I can’t remember the last time I wished for something other than “my health.” You see, I’ve had health issues and the last thing I wanted was to have them again.
But this year, I didn’t wish for my health. This is the year I developed a chronic health condition. One minute I was fine, the next minute, I felt intense neck pain. Over the next few weeks, it spread to my whole body. My doctor had no idea what was happening. None of the doctors at the practice did.
After much persistence, I got a National Health Service (NHS) appointment with the spinal unit. Their verdict? Everything’s fine. Which was good, in some ways. In other ways, it was a bit of an “Oh. Well, what do I do now?” moment. It had been going on for three months now, so it could definitely be classified as chronic pain.
It was only when I was researching someone else’s condition that I suddenly had an idea what it was. One of my Twitter followers has fibromyalgia, and when I looked to see what this was, I suddenly had a revelation. These were my symptoms. I have not yet received a diagnosis, as NHS waiting lists are normally eight months long.
So I went on the Internet. I’m grateful to a blogger named Sam Cleasby who has posted information on living with invisible disability. I also found a lot of fibromyalgia-specific information on Julie Ryan’s website Counting My Spoons. I read so many accounts of people’s fibromyalgia experiences, such as it takes forever to diagnose and older doctors may not have heard of it.
I also read many articles on disability on this website and found these accounts to be extremely useful. The more I read, the more information I gathered about how to live with a chronic health condition. I happen to follow spoonies on Twitter anyway, so I reached out to them for advice and help. This, too, has been invaluable. As I read during one of my many chronic condition/disability research sessions, the only people who can truly understand chronic health are people who are chronically ill and disabled.
It has taken me a full year to come to terms with my situation. There have been many dark moments, and there will be many more, but like every “fibromyalgia warrior,” I’ve learned I am a strong person who is more than capable of coping with my new situation, or with any situation. I’ve learned not to feel bad if I have to spend the day just watching TV. There are some days I can do things almost like I used to, and some days I can’t.
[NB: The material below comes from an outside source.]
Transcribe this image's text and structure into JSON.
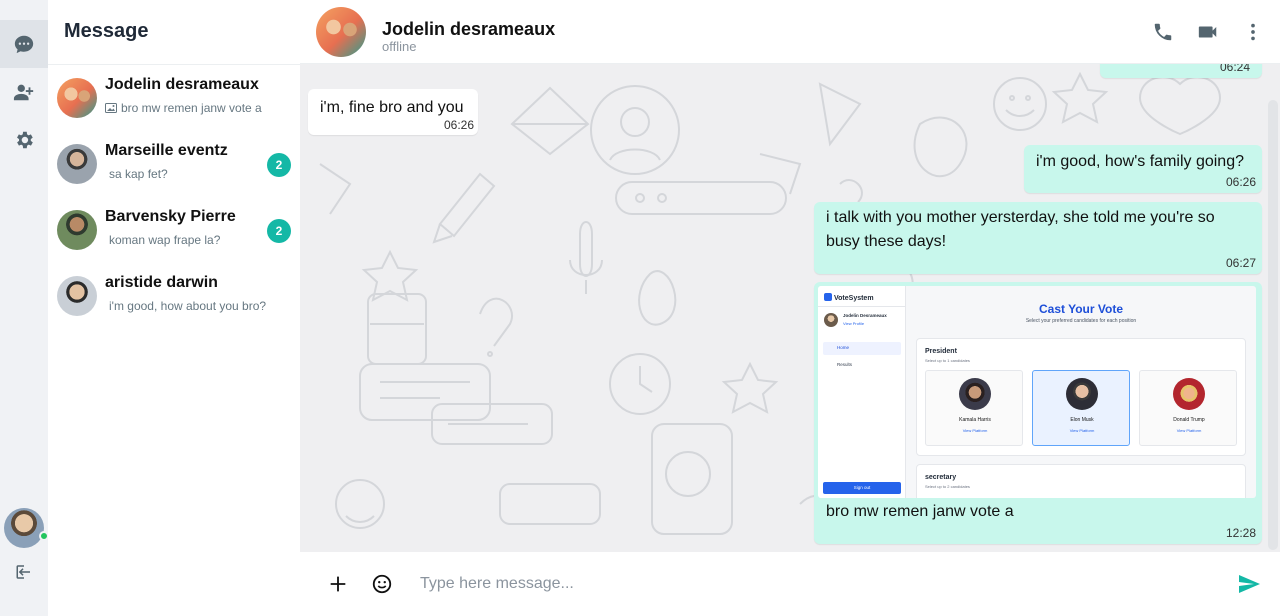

Most importantly of all, I’ve learned that perfect health isn’t the be-all, end-all. You can live a good life with mediocre or even poor health. And that is the reason I didn’t wish for my health. I’ve learned to cope with my varied health.
I would tell others in my situation to stay strong. Doctor’s appointments are not easy to get in the U.K., so my primary support, advice and information came almost entirely from the Internet. If you have no local support, the Internet has a whole world of information. Remember to be very careful using it, though, because it’s a world of information and also a world of misinformation, too.
As us “Supernatural” fans say to each other, always keep fighting — for medical professionals to listen to you, for people to understand and to find answers or a diagnosis.